Another sign referred to Emmett Till, a 14-year-old African American who was lynched in 1955 for allegedly whistling at a white woman. Cindy Hyde-Smith, 59, would be the first woman ever elected to Congress from MS, and Democrat Mike Espy, 64, would be the state's first African-American U.S. senator since Reconstruction.
Both Smith and Hyde-Smith are extremely religious, and attend a baptist church regularly, called Macedonia Baptist Church. Anna Michael said that when Hyde-Smith was considering her Senate run, the family was constantly "talking to God".
Investigators are trying to find out who hung seven nooses in trees outside the MS legislature early on Monday, a day before a US Senate vote that has focused attention on the state's history of racist violence.
President Donald Trump fired up a MS rally crowd Monday by referring to barbed-wire fences erected by military troops along the U.S. -Mexico border as "pretty nasty".

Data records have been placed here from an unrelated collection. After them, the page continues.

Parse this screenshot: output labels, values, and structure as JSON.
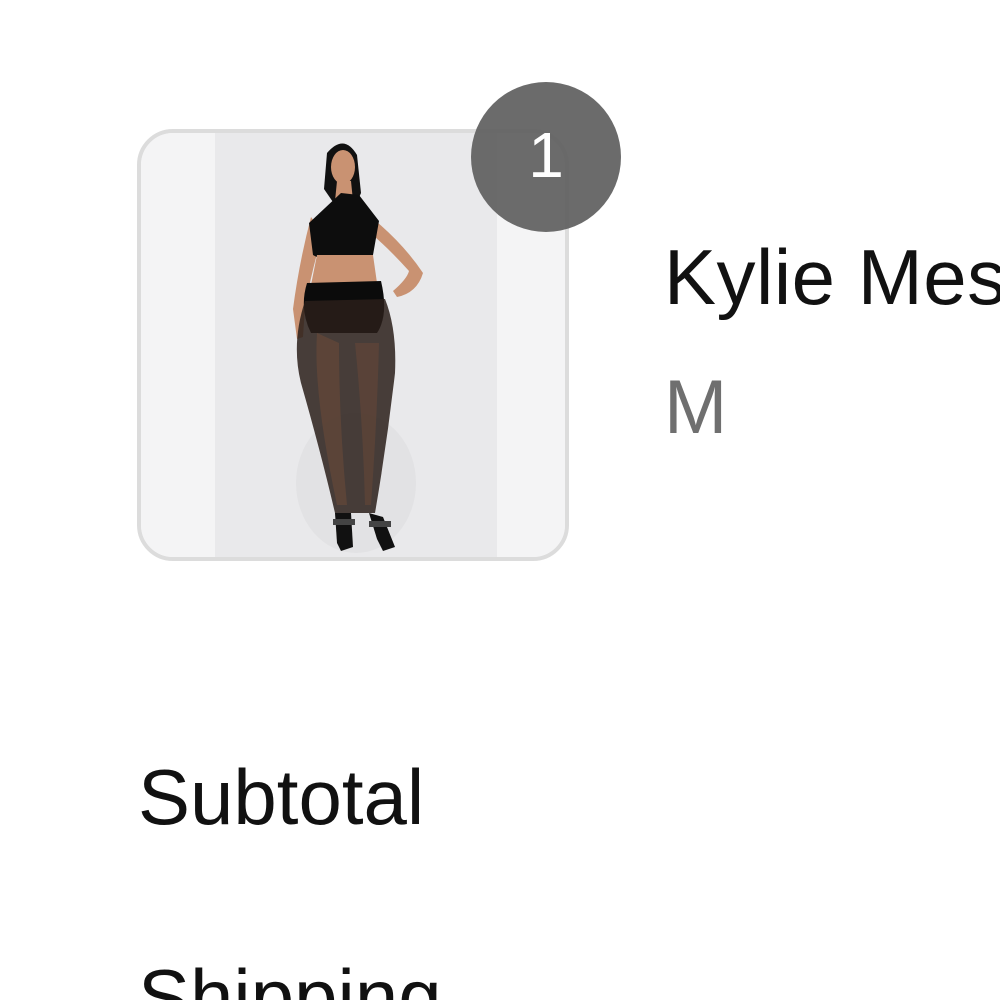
{
  "cart_item": {
    "quantity": "1",
    "name": "Kylie Mesh Skirt Set",
    "variant": "M",
    "image_icon": "product-photo"
  },
  "summary": {
    "subtotal_label": "Subtotal",
    "shipping_label": "Shipping"
  },
  "colors": {
    "badge": "#606060",
    "variant_text": "#6f6f6f",
    "thumb_border": "#dcdcdc"
  }
}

A civil rights group is challenging Mississippi's absentee voting procedures in a lawsuit filed on the eve of the U.S. Senate runoff election. One sign said MS needs a senator "who respects the lives of lynch victims". Then she issued an apology to "anyone who was offended", without indicating that there was actually anything to cause offense.
Hyde-Smith, appointed to the seat seven months ago, becomes the first woman elected to the upper chamber from MS, and will finish a term that ends in two years. Hyde-Smith was appointed to the seat in April after GOP Sen.

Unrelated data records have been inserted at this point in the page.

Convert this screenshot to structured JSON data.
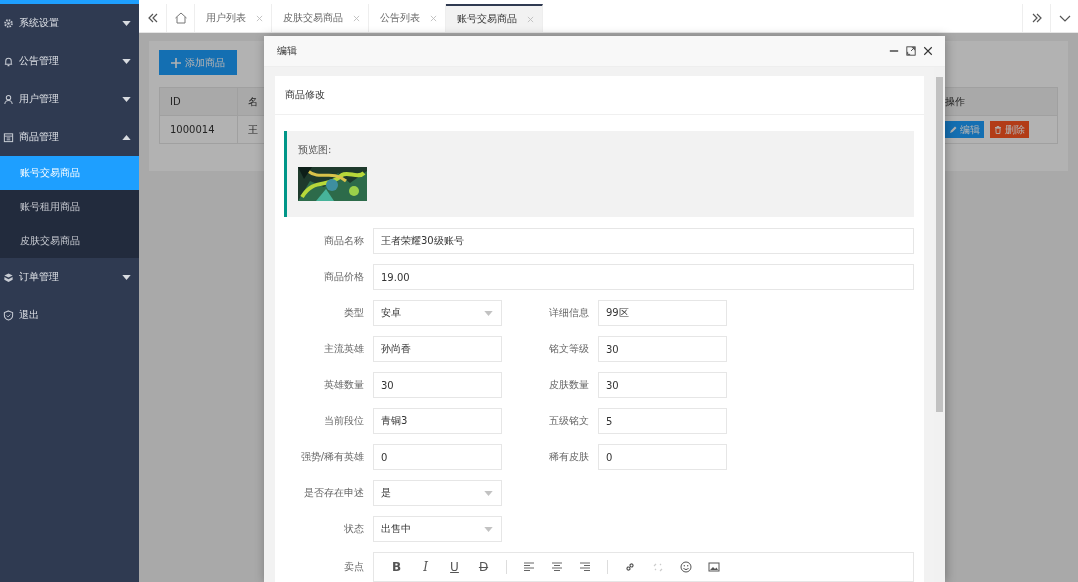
{
  "sidebar": {
    "items": [
      {
        "label": "系统设置",
        "expanded": false
      },
      {
        "label": "公告管理",
        "expanded": false
      },
      {
        "label": "用户管理",
        "expanded": false
      },
      {
        "label": "商品管理",
        "expanded": true,
        "children": [
          {
            "label": "账号交易商品",
            "selected": true
          },
          {
            "label": "账号租用商品",
            "selected": false
          },
          {
            "label": "皮肤交易商品",
            "selected": false
          }
        ]
      },
      {
        "label": "订单管理",
        "expanded": false
      },
      {
        "label": "退出"
      }
    ]
  },
  "tabs": [
    {
      "label": "用户列表",
      "selected": false
    },
    {
      "label": "皮肤交易商品",
      "selected": false
    },
    {
      "label": "公告列表",
      "selected": false
    },
    {
      "label": "账号交易商品",
      "selected": true
    }
  ],
  "page": {
    "add_button": "添加商品",
    "table": {
      "columns": [
        "ID",
        "名",
        "操作"
      ],
      "rows": [
        {
          "cells": [
            "1000014",
            "王"
          ],
          "actions": [
            "编辑",
            "删除"
          ]
        }
      ]
    }
  },
  "modal": {
    "title": "编辑",
    "card_title": "商品修改",
    "preview_label": "预览图:",
    "preview": {
      "kind": "picture"
    },
    "wide_fields": [
      {
        "label": "商品名称",
        "value": "王者荣耀30级账号",
        "kind": "text"
      },
      {
        "label": "商品价格",
        "value": "19.00",
        "kind": "text"
      }
    ],
    "rows": [
      [
        {
          "label": "类型",
          "value": "安卓",
          "kind": "select"
        },
        {
          "label": "详细信息",
          "value": "99区",
          "kind": "text"
        }
      ],
      [
        {
          "label": "主流英雄",
          "value": "孙尚香",
          "kind": "text"
        },
        {
          "label": "铭文等级",
          "value": "30",
          "kind": "text"
        }
      ],
      [
        {
          "label": "英雄数量",
          "value": "30",
          "kind": "text"
        },
        {
          "label": "皮肤数量",
          "value": "30",
          "kind": "text"
        }
      ],
      [
        {
          "label": "当前段位",
          "value": "青铜3",
          "kind": "text"
        },
        {
          "label": "五级铭文",
          "value": "5",
          "kind": "text"
        }
      ],
      [
        {
          "label": "强势/稀有英雄",
          "value": "0",
          "kind": "text"
        },
        {
          "label": "稀有皮肤",
          "value": "0",
          "kind": "text"
        }
      ],
      [
        {
          "label": "是否存在申述",
          "value": "是",
          "kind": "select"
        }
      ],
      [
        {
          "label": "状态",
          "value": "出售中",
          "kind": "select"
        }
      ]
    ],
    "editor": {
      "label": "卖点",
      "format_buttons": [
        {
          "text": "B",
          "kind": "bold"
        },
        {
          "text": "I",
          "kind": "italic"
        },
        {
          "text": "U",
          "kind": "underline"
        },
        {
          "text": "D",
          "kind": "strike"
        }
      ]
    }
  }
}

Espy, meanwhile, said on Monday he knew nothing about the nooses or signs, and added it would be "unfair" to make any connection between the items and Hyde-Smith.

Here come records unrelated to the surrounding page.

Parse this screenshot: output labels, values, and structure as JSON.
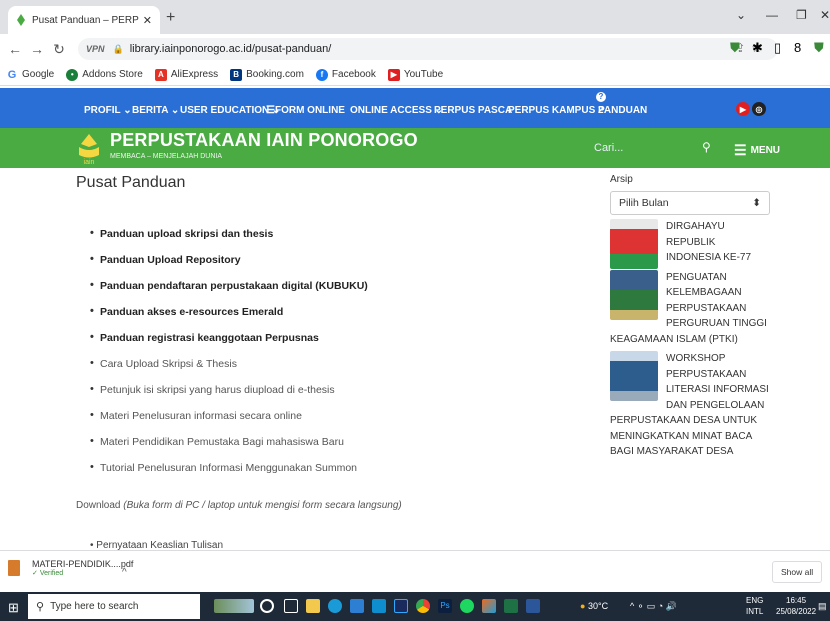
{
  "browser": {
    "tab_title": "Pusat Panduan – PERPUSTAKAAN IAIN PONOROGO",
    "url": "library.iainponorogo.ac.id/pusat-panduan/",
    "vpn_label": "VPN",
    "bookmarks": [
      "Google",
      "Addons Store",
      "AliExpress",
      "Booking.com",
      "Facebook",
      "YouTube"
    ]
  },
  "site_nav": {
    "items": [
      "PROFIL",
      "BERITA",
      "USER EDUCATION",
      "FORM ONLINE",
      "ONLINE ACCESS",
      "PERPUS PASCA",
      "PERPUS KAMPUS 2",
      "PANDUAN"
    ],
    "badge": "?"
  },
  "header": {
    "brand": "PERPUSTAKAAN IAIN PONOROGO",
    "tagline": "MEMBACA – MENJELAJAH DUNIA",
    "search_placeholder": "Cari...",
    "menu_label": "MENU",
    "logo_text": "iain"
  },
  "main": {
    "title": "Pusat Panduan",
    "items_bold": [
      "Panduan upload skripsi dan thesis",
      "Panduan Upload Repository",
      "Panduan pendaftaran perpustakaan digital (KUBUKU)",
      "Panduan akses e-resources Emerald",
      "Panduan registrasi keanggotaan Perpusnas"
    ],
    "items_light": [
      "Cara Upload Skripsi & Thesis",
      "Petunjuk isi skripsi yang harus diupload di e-thesis",
      "Materi Penelusuran informasi secara online",
      "Materi Pendidikan Pemustaka Bagi mahasiswa Baru",
      "Tutorial Penelusuran Informasi Menggunakan Summon"
    ],
    "download_label": "Download",
    "download_note": "(Buka form di PC / laptop untuk mengisi form secara langsung)",
    "cut_item": "Pernyataan Keaslian Tulisan"
  },
  "sidebar": {
    "arsip_label": "Arsip",
    "select_value": "Pilih Bulan",
    "posts": [
      "DIRGAHAYU REPUBLIK INDONESIA KE-77",
      "PENGUATAN KELEMBAGAAN PERPUSTAKAAN PERGURUAN TINGGI KEAGAMAAN ISLAM (PTKI)",
      "WORKSHOP PERPUSTAKAAN LITERASI INFORMASI DAN PENGELOLAAN PERPUSTAKAAN DESA UNTUK MENINGKATKAN MINAT BACA BAGI MASYARAKAT DESA"
    ]
  },
  "download_bar": {
    "file_name": "MATERI-PENDIDIK....pdf",
    "status": "Verified",
    "show_all": "Show all"
  },
  "taskbar": {
    "search_placeholder": "Type here to search",
    "weather": "30°C",
    "lang_top": "ENG",
    "lang_bottom": "INTL",
    "time": "16:45",
    "date": "25/08/2022"
  }
}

MS has a history of racially motivated lynchings. "They're not putting their best in there, right?" he said. Hyde-Smith and McConnell by Fox News weren't immediately returned. "I talk to them as Mississippians - Mississippi young people who want to reduce their debt coming out of college, Mississippi young people who want to stay in this state, and not go to Atlanta and Dallas to get a good job", Espy said after voting. "I was going to vote for Mike Espy anyway".